Samuel faz parte das dezenas de milhares de jovens que participaram das manifestações, que vai no sexto mês consecutivo. Cheios de paixão por “salvar Hong Kong”, muitos dizem estar dispostos a desistir das suas vidas para lutar pela democracia e pela liberdade, num local onde Pequim tem cada vez mais afirmado a sua influência política e económica.
Nas últimas semanas registaram-se os incidentes mais violentos, com milhares de pessoas detidas após confrontos com a polícia num campus universitário, depois de terem bloqueado estradas e utilizado bombas incendiárias de fabrico caseiro.
No domingo, a polícia deteve outros manifestantes, quando pequenos grupos de ativistas pró-democracia atacaram centros comerciais da cidade.
De acordo com as autoridades, a 05 de dezembro, dos 5.980 detidos desde o início do movimento, em junho, 2.383 (40%) eram estudantes e 367 foram indiciados. Entre esses, 939 eram menores de 18 anos, tendo o mais jovem apenas 11. Foram acusados de delito, tumulto, assembleia ilegal, agressão a agentes da polícia e posse de arma.
Especialistas jurídicos dizem que a definição da lei de Hong Kong para “assembleia ilegal” e “tumulto” – definida como uma reunião de três ou mais pessoas, em que uma delas “comete uma violação da paz” – é vaga e mal definida.
Contudo, se as autoridades esperavam que a detenção de jovens acabasse com as manifestações, o que aconteceu foi o oposto, revelou o Guardian.

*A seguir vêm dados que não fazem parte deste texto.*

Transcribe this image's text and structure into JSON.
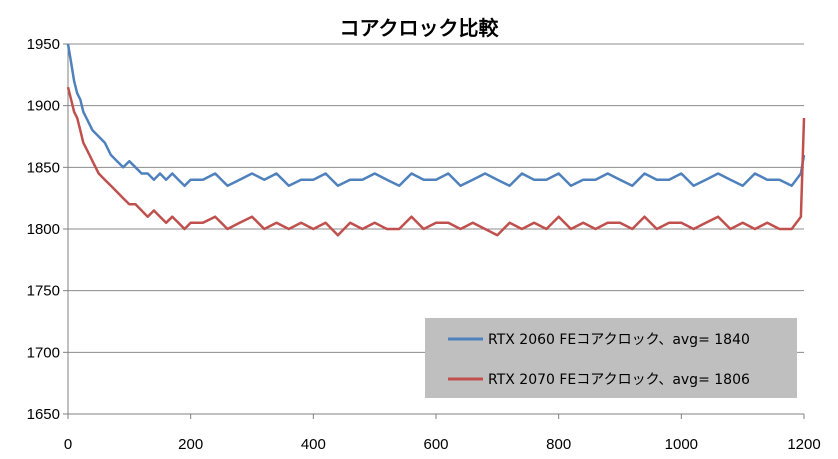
{
  "chart_data": {
    "type": "line",
    "title": "コアクロック比較",
    "xlabel": "",
    "ylabel": "",
    "xlim": [
      0,
      1200
    ],
    "ylim": [
      1650,
      1950
    ],
    "x_ticks": [
      0,
      200,
      400,
      600,
      800,
      1000,
      1200
    ],
    "y_ticks": [
      1650,
      1700,
      1750,
      1800,
      1850,
      1900,
      1950
    ],
    "grid": "horizontal",
    "legend_position": "bottom-right",
    "colors": {
      "RTX 2060 FE": "#4f81bd",
      "RTX 2070 FE": "#c0504d",
      "legend_bg": "#bfbfbf",
      "grid": "#8c8c8c"
    },
    "series": [
      {
        "name": "RTX 2060 FE",
        "legend_label": "RTX 2060 FEコアクロック、avg= 1840",
        "x": [
          0,
          5,
          10,
          15,
          20,
          25,
          30,
          35,
          40,
          50,
          60,
          70,
          80,
          90,
          100,
          110,
          120,
          130,
          140,
          150,
          160,
          170,
          180,
          190,
          200,
          220,
          240,
          260,
          280,
          300,
          320,
          340,
          360,
          380,
          400,
          420,
          440,
          460,
          480,
          500,
          520,
          540,
          560,
          580,
          600,
          620,
          640,
          660,
          680,
          700,
          720,
          740,
          760,
          780,
          800,
          820,
          840,
          860,
          880,
          900,
          920,
          940,
          960,
          980,
          1000,
          1020,
          1040,
          1060,
          1080,
          1100,
          1120,
          1140,
          1160,
          1180,
          1195,
          1200
        ],
        "values": [
          1950,
          1935,
          1920,
          1910,
          1905,
          1895,
          1890,
          1885,
          1880,
          1875,
          1870,
          1860,
          1855,
          1850,
          1855,
          1850,
          1845,
          1845,
          1840,
          1845,
          1840,
          1845,
          1840,
          1835,
          1840,
          1840,
          1845,
          1835,
          1840,
          1845,
          1840,
          1845,
          1835,
          1840,
          1840,
          1845,
          1835,
          1840,
          1840,
          1845,
          1840,
          1835,
          1845,
          1840,
          1840,
          1845,
          1835,
          1840,
          1845,
          1840,
          1835,
          1845,
          1840,
          1840,
          1845,
          1835,
          1840,
          1840,
          1845,
          1840,
          1835,
          1845,
          1840,
          1840,
          1845,
          1835,
          1840,
          1845,
          1840,
          1835,
          1845,
          1840,
          1840,
          1835,
          1845,
          1860
        ]
      },
      {
        "name": "RTX 2070 FE",
        "legend_label": "RTX 2070 FEコアクロック、avg= 1806",
        "x": [
          0,
          5,
          10,
          15,
          20,
          25,
          30,
          35,
          40,
          50,
          60,
          70,
          80,
          90,
          100,
          110,
          120,
          130,
          140,
          150,
          160,
          170,
          180,
          190,
          200,
          220,
          240,
          260,
          280,
          300,
          320,
          340,
          360,
          380,
          400,
          420,
          440,
          460,
          480,
          500,
          520,
          540,
          560,
          580,
          600,
          620,
          640,
          660,
          680,
          700,
          720,
          740,
          760,
          780,
          800,
          820,
          840,
          860,
          880,
          900,
          920,
          940,
          960,
          980,
          1000,
          1020,
          1040,
          1060,
          1080,
          1100,
          1120,
          1140,
          1160,
          1180,
          1195,
          1200
        ],
        "values": [
          1915,
          1905,
          1895,
          1890,
          1880,
          1870,
          1865,
          1860,
          1855,
          1845,
          1840,
          1835,
          1830,
          1825,
          1820,
          1820,
          1815,
          1810,
          1815,
          1810,
          1805,
          1810,
          1805,
          1800,
          1805,
          1805,
          1810,
          1800,
          1805,
          1810,
          1800,
          1805,
          1800,
          1805,
          1800,
          1805,
          1795,
          1805,
          1800,
          1805,
          1800,
          1800,
          1810,
          1800,
          1805,
          1805,
          1800,
          1805,
          1800,
          1795,
          1805,
          1800,
          1805,
          1800,
          1810,
          1800,
          1805,
          1800,
          1805,
          1805,
          1800,
          1810,
          1800,
          1805,
          1805,
          1800,
          1805,
          1810,
          1800,
          1805,
          1800,
          1805,
          1800,
          1800,
          1810,
          1890
        ]
      }
    ]
  }
}
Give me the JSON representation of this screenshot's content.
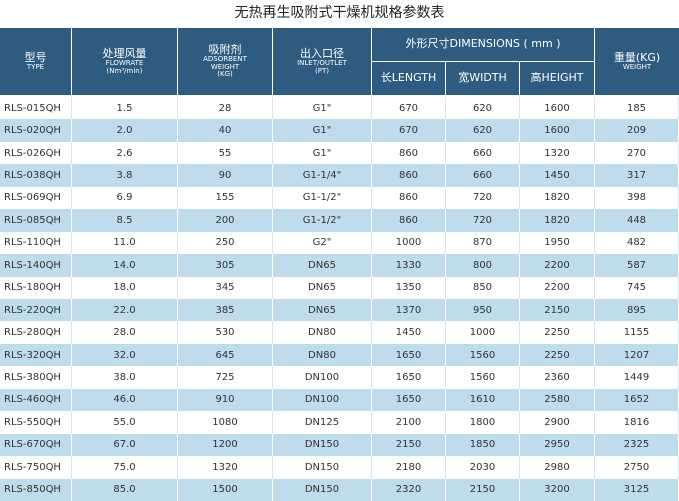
{
  "title": "无热再生吸附式干燥机规格参数表",
  "header": {
    "type": [
      "型号",
      "TYPE"
    ],
    "flowrate": [
      "处理风量",
      "FLOWRATE",
      "(Nm³/min)"
    ],
    "adsorbent": [
      "吸附剂",
      "ADSORBENT",
      "WEIGHT",
      "(KG)"
    ],
    "inlet": [
      "出入口径",
      "INLET/OUTLET",
      "(PT)"
    ],
    "dimensions": "外形尺寸DIMENSIONS ( mm )",
    "length": "长LENGTH",
    "width": "宽WIDTH",
    "height": "高HEIGHT",
    "weight": [
      "重量(KG)",
      "WEIGHT"
    ]
  },
  "table": {
    "rows": [
      [
        "RLS-015QH",
        "1.5",
        "28",
        "G1\"",
        "670",
        "620",
        "1600",
        "185"
      ],
      [
        "RLS-020QH",
        "2.0",
        "40",
        "G1\"",
        "670",
        "620",
        "1600",
        "209"
      ],
      [
        "RLS-026QH",
        "2.6",
        "55",
        "G1\"",
        "860",
        "660",
        "1320",
        "270"
      ],
      [
        "RLS-038QH",
        "3.8",
        "90",
        "G1-1/4\"",
        "860",
        "660",
        "1450",
        "317"
      ],
      [
        "RLS-069QH",
        "6.9",
        "155",
        "G1-1/2\"",
        "860",
        "720",
        "1820",
        "398"
      ],
      [
        "RLS-085QH",
        "8.5",
        "200",
        "G1-1/2\"",
        "860",
        "720",
        "1820",
        "448"
      ],
      [
        "RLS-110QH",
        "11.0",
        "250",
        "G2\"",
        "1000",
        "870",
        "1950",
        "482"
      ],
      [
        "RLS-140QH",
        "14.0",
        "305",
        "DN65",
        "1330",
        "800",
        "2200",
        "587"
      ],
      [
        "RLS-180QH",
        "18.0",
        "345",
        "DN65",
        "1350",
        "850",
        "2200",
        "745"
      ],
      [
        "RLS-220QH",
        "22.0",
        "385",
        "DN65",
        "1370",
        "950",
        "2150",
        "895"
      ],
      [
        "RLS-280QH",
        "28.0",
        "530",
        "DN80",
        "1450",
        "1000",
        "2250",
        "1155"
      ],
      [
        "RLS-320QH",
        "32.0",
        "645",
        "DN80",
        "1650",
        "1560",
        "2250",
        "1207"
      ],
      [
        "RLS-380QH",
        "38.0",
        "725",
        "DN100",
        "1650",
        "1560",
        "2360",
        "1449"
      ],
      [
        "RLS-460QH",
        "46.0",
        "910",
        "DN100",
        "1650",
        "1610",
        "2580",
        "1652"
      ],
      [
        "RLS-550QH",
        "55.0",
        "1080",
        "DN125",
        "2100",
        "1800",
        "2900",
        "1816"
      ],
      [
        "RLS-670QH",
        "67.0",
        "1200",
        "DN150",
        "2150",
        "1850",
        "2950",
        "2325"
      ],
      [
        "RLS-750QH",
        "75.0",
        "1320",
        "DN150",
        "2180",
        "2030",
        "2980",
        "2750"
      ],
      [
        "RLS-850QH",
        "85.0",
        "1500",
        "DN150",
        "2320",
        "2150",
        "3200",
        "3125"
      ]
    ]
  }
}
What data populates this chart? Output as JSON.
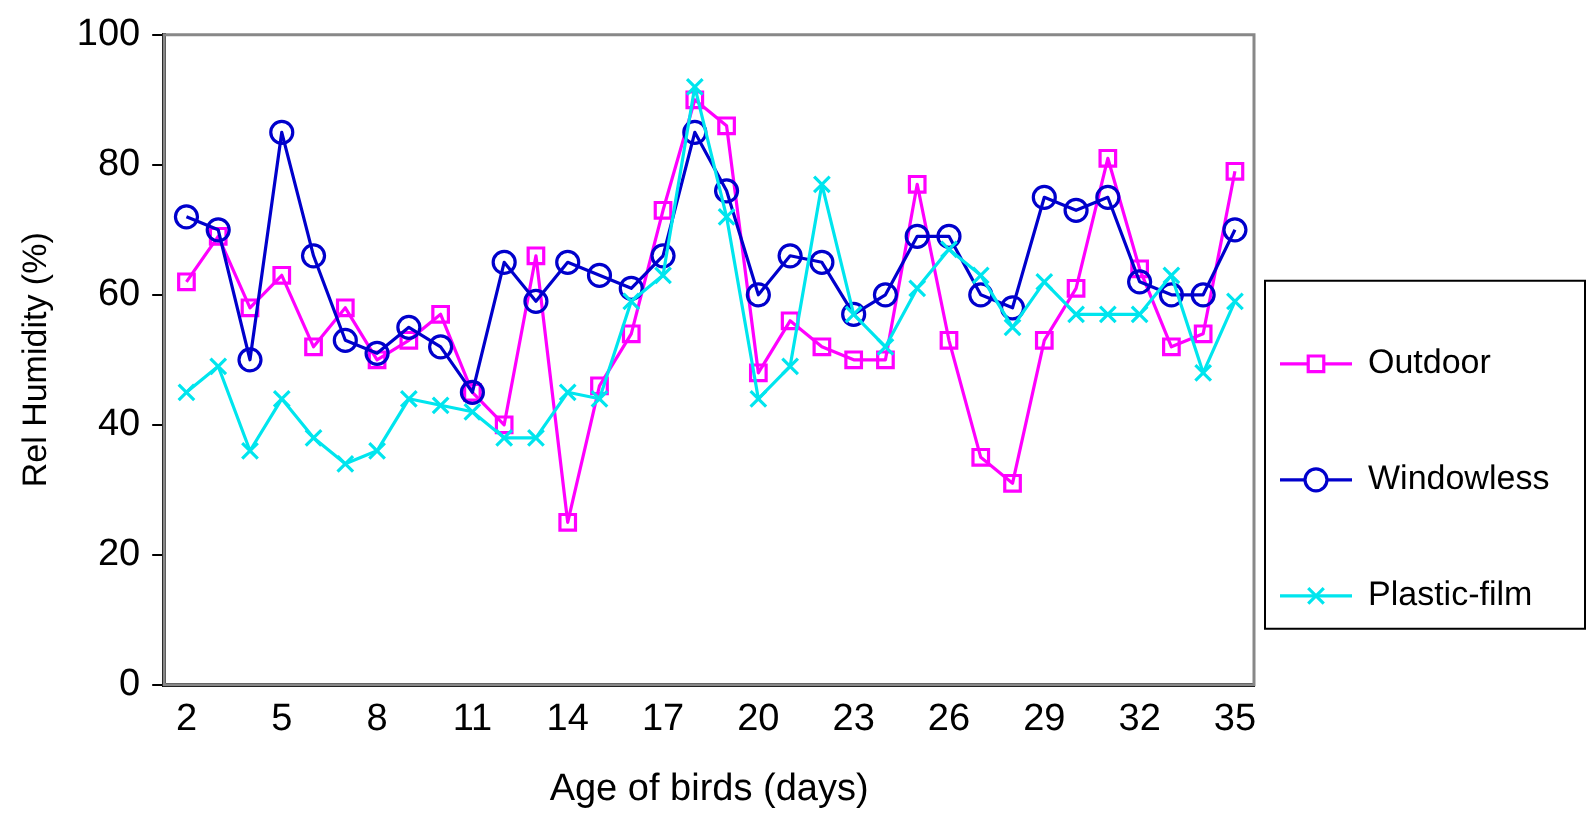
{
  "chart_data": {
    "type": "line",
    "xlabel": "Age of birds (days)",
    "ylabel": "Rel Humidity (%)",
    "x": [
      2,
      3,
      4,
      5,
      6,
      7,
      8,
      9,
      10,
      11,
      12,
      13,
      14,
      15,
      16,
      17,
      18,
      19,
      20,
      21,
      22,
      23,
      24,
      25,
      26,
      27,
      28,
      29,
      30,
      31,
      32,
      33,
      34,
      35
    ],
    "xlim": [
      1.3,
      35.6
    ],
    "xticks": [
      2,
      5,
      8,
      11,
      14,
      17,
      20,
      23,
      26,
      29,
      32,
      35
    ],
    "ylim": [
      0,
      100
    ],
    "yticks": [
      0,
      20,
      40,
      60,
      80,
      100
    ],
    "grid": false,
    "legend": "right",
    "series": [
      {
        "name": "Outdoor",
        "color": "#ff00ff",
        "marker": "square",
        "values": [
          62,
          69,
          58,
          63,
          52,
          58,
          50,
          53,
          57,
          45,
          40,
          66,
          25,
          46,
          54,
          73,
          90,
          86,
          48,
          56,
          52,
          50,
          50,
          77,
          53,
          35,
          31,
          53,
          61,
          81,
          64,
          52,
          54,
          79
        ]
      },
      {
        "name": "Windowless",
        "color": "#0000cc",
        "marker": "circle",
        "values": [
          72,
          70,
          50,
          85,
          66,
          53,
          51,
          55,
          52,
          45,
          65,
          59,
          65,
          63,
          61,
          66,
          85,
          76,
          60,
          66,
          65,
          57,
          60,
          69,
          69,
          60,
          58,
          75,
          73,
          75,
          62,
          60,
          60,
          70
        ]
      },
      {
        "name": "Plastic-film",
        "color": "#00e5ee",
        "marker": "cross",
        "values": [
          45,
          49,
          36,
          44,
          38,
          34,
          36,
          44,
          43,
          42,
          38,
          38,
          45,
          44,
          59,
          63,
          92,
          72,
          44,
          49,
          77,
          57,
          52,
          61,
          67,
          63,
          55,
          62,
          57,
          57,
          57,
          63,
          48,
          59
        ]
      }
    ]
  }
}
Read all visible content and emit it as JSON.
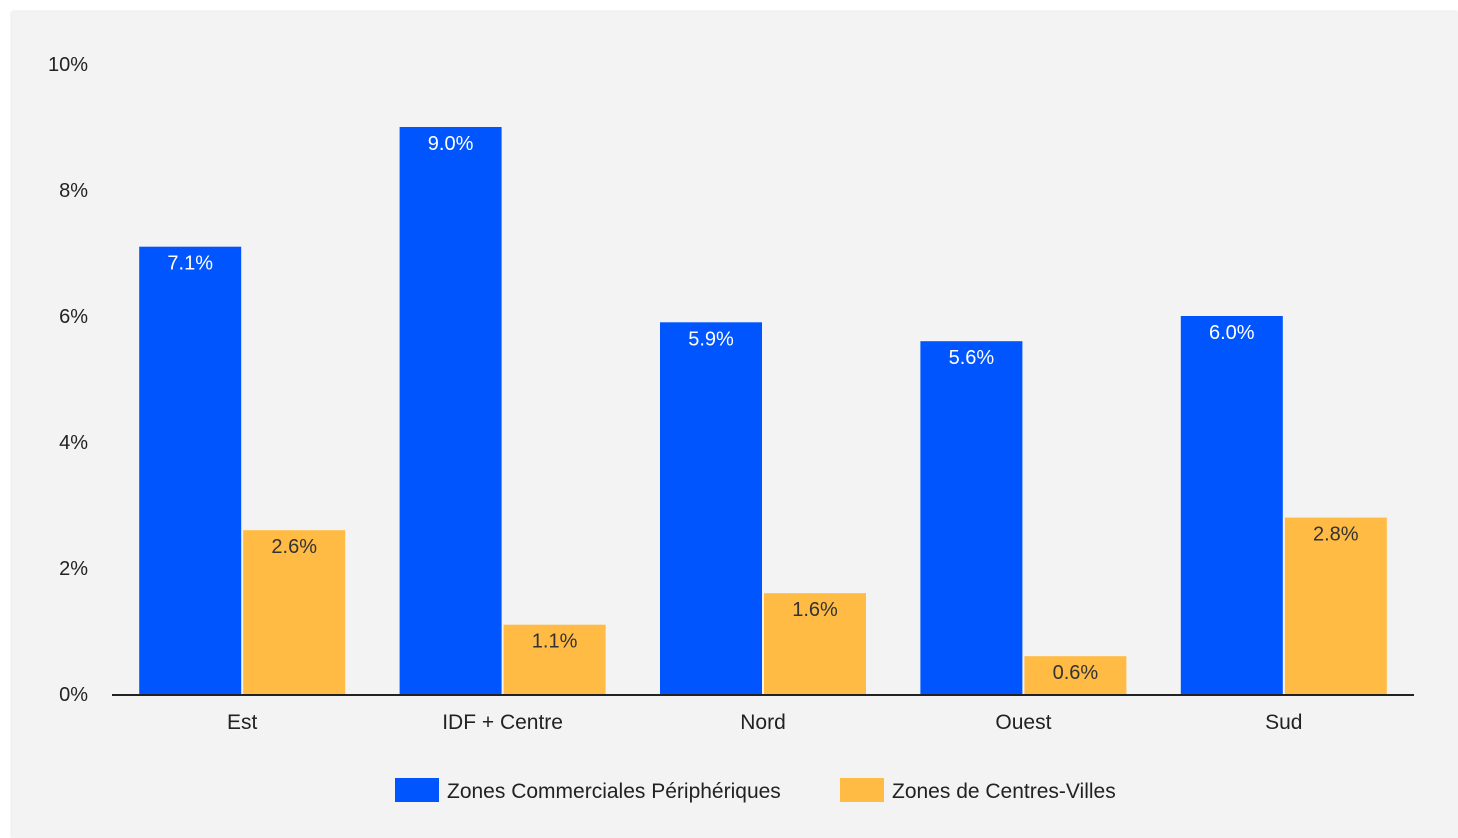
{
  "chart_data": {
    "type": "bar",
    "categories": [
      "Est",
      "IDF + Centre",
      "Nord",
      "Ouest",
      "Sud"
    ],
    "series": [
      {
        "name": "Zones Commerciales Périphériques",
        "color": "#0055ff",
        "values": [
          7.1,
          9.0,
          5.9,
          5.6,
          6.0
        ],
        "labels": [
          "7.1%",
          "9.0%",
          "5.9%",
          "5.6%",
          "6.0%"
        ]
      },
      {
        "name": "Zones de Centres-Villes",
        "color": "#ffbb44",
        "values": [
          2.6,
          1.1,
          1.6,
          0.6,
          2.8
        ],
        "labels": [
          "2.6%",
          "1.1%",
          "1.6%",
          "0.6%",
          "2.8%"
        ]
      }
    ],
    "ylim": [
      0,
      10
    ],
    "yticks": [
      "0%",
      "2%",
      "4%",
      "6%",
      "8%",
      "10%"
    ],
    "grid": false,
    "legend_position": "bottom",
    "xlabel": "",
    "ylabel": ""
  }
}
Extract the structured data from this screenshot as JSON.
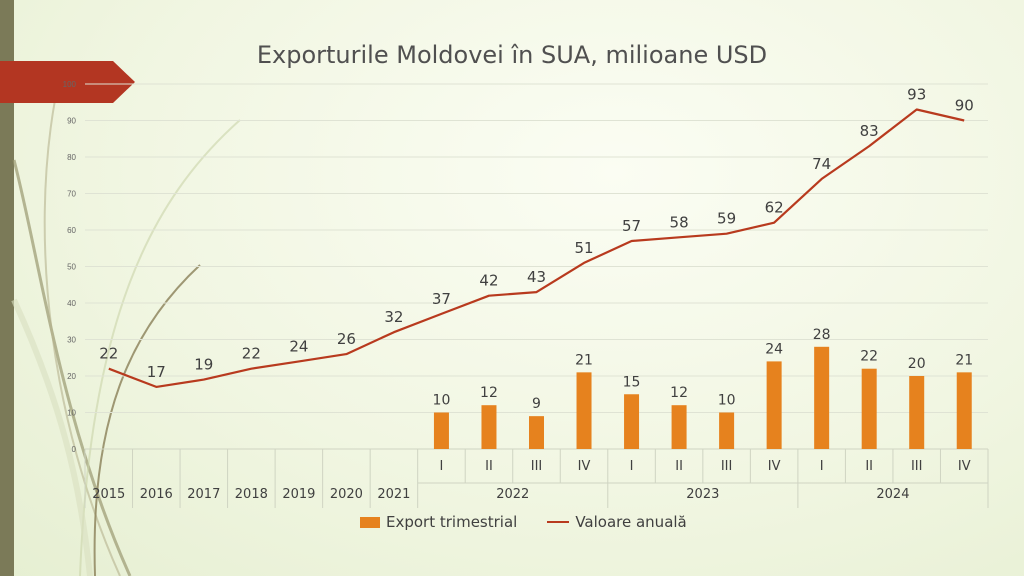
{
  "title": "Exporturile Moldovei în SUA, milioane USD",
  "colors": {
    "bars": "#e6821e",
    "line": "#b83a1e",
    "accent_tab": "#b33622",
    "left_bar": "#7b7a58"
  },
  "legend": {
    "bars_label": "Export trimestrial",
    "line_label": "Valoare anuală"
  },
  "chart_data": {
    "type": "bar+line",
    "categories": [
      {
        "label": "2015",
        "group": ""
      },
      {
        "label": "2016",
        "group": ""
      },
      {
        "label": "2017",
        "group": ""
      },
      {
        "label": "2018",
        "group": ""
      },
      {
        "label": "2019",
        "group": ""
      },
      {
        "label": "2020",
        "group": ""
      },
      {
        "label": "2021",
        "group": ""
      },
      {
        "label": "I",
        "group": "2022"
      },
      {
        "label": "II",
        "group": "2022"
      },
      {
        "label": "III",
        "group": "2022"
      },
      {
        "label": "IV",
        "group": "2022"
      },
      {
        "label": "I",
        "group": "2023"
      },
      {
        "label": "II",
        "group": "2023"
      },
      {
        "label": "III",
        "group": "2023"
      },
      {
        "label": "IV",
        "group": "2023"
      },
      {
        "label": "I",
        "group": "2024"
      },
      {
        "label": "II",
        "group": "2024"
      },
      {
        "label": "III",
        "group": "2024"
      },
      {
        "label": "IV",
        "group": "2024"
      }
    ],
    "groups": [
      "2022",
      "2023",
      "2024"
    ],
    "yticks": [
      0,
      10,
      20,
      30,
      40,
      50,
      60,
      70,
      80,
      90,
      100
    ],
    "ylim": [
      0,
      100
    ],
    "series": [
      {
        "name": "Export trimestrial",
        "kind": "bar",
        "values": [
          null,
          null,
          null,
          null,
          null,
          null,
          null,
          10,
          12,
          9,
          21,
          15,
          12,
          10,
          24,
          28,
          22,
          20,
          21
        ]
      },
      {
        "name": "Valoare anuală",
        "kind": "line",
        "values": [
          22,
          17,
          19,
          22,
          24,
          26,
          32,
          37,
          42,
          43,
          51,
          57,
          58,
          59,
          62,
          74,
          83,
          93,
          90
        ]
      }
    ],
    "grid": true,
    "legend_position": "bottom"
  }
}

Samuel, que foi libertado sob fiança, disse que o seu ódio pela polícia só aumentou, acrescentando que não participou de atos violentos, mas encorajou outros manifestantes.
Samuel reconhece que participar do movimento cada vez mais violento é arriscado, mas insiste que é movido pelo amor à sua casa. “É minha responsabilidade fazer algo por Hong Kong”, afirmou.
Os sentimentos de Samuel são partilhados por outros jovens. James, de 13 anos, e Roderick, de 16, que frequentam escolas de elite e provêem de famílias de classe média, estão entre os mais jovens acusados. Foram detidos num protesto, logo após outros manifestantes terem atirado material incendiário.
Segundo relataram, um incidente ocorrido em 21 de julho, quando criminosos atacaram passageiros numa estação de metro fora da cidade enquanto a polícia não estava em lugar algum, levou ao colapso da sua confiança nas autoridades. Depois disso, foram para a linha de frente dos protestos, enfrentando gás lacrimogéneo e a polícia.
Os adolescentes disseram que o crescente uso da força pela polícia – incluindo mais de 16 mil cartuchos de gás lacrimogéneo, canhão de água e 10 mil balas de borracha – e a recusa das autoridades em investigar o seu abuso de poder foi o que os levou a participar.
“Eu sempre tive medo – de levar um tiro, de ser preso ou até de perder a vida. Mas se não sairmos por medo, haveria ainda menos pessoas por aí”, disse James. “Quero dar tudo o que tenho para Hong Kong. Quando se busca a liberdade, os sacrifícios são inevitáveis. Estamos a meio caminho do portão do inferno. Colocamos o nosso futuro e a nossa carreira em risco, mas vale a pena”, frisou.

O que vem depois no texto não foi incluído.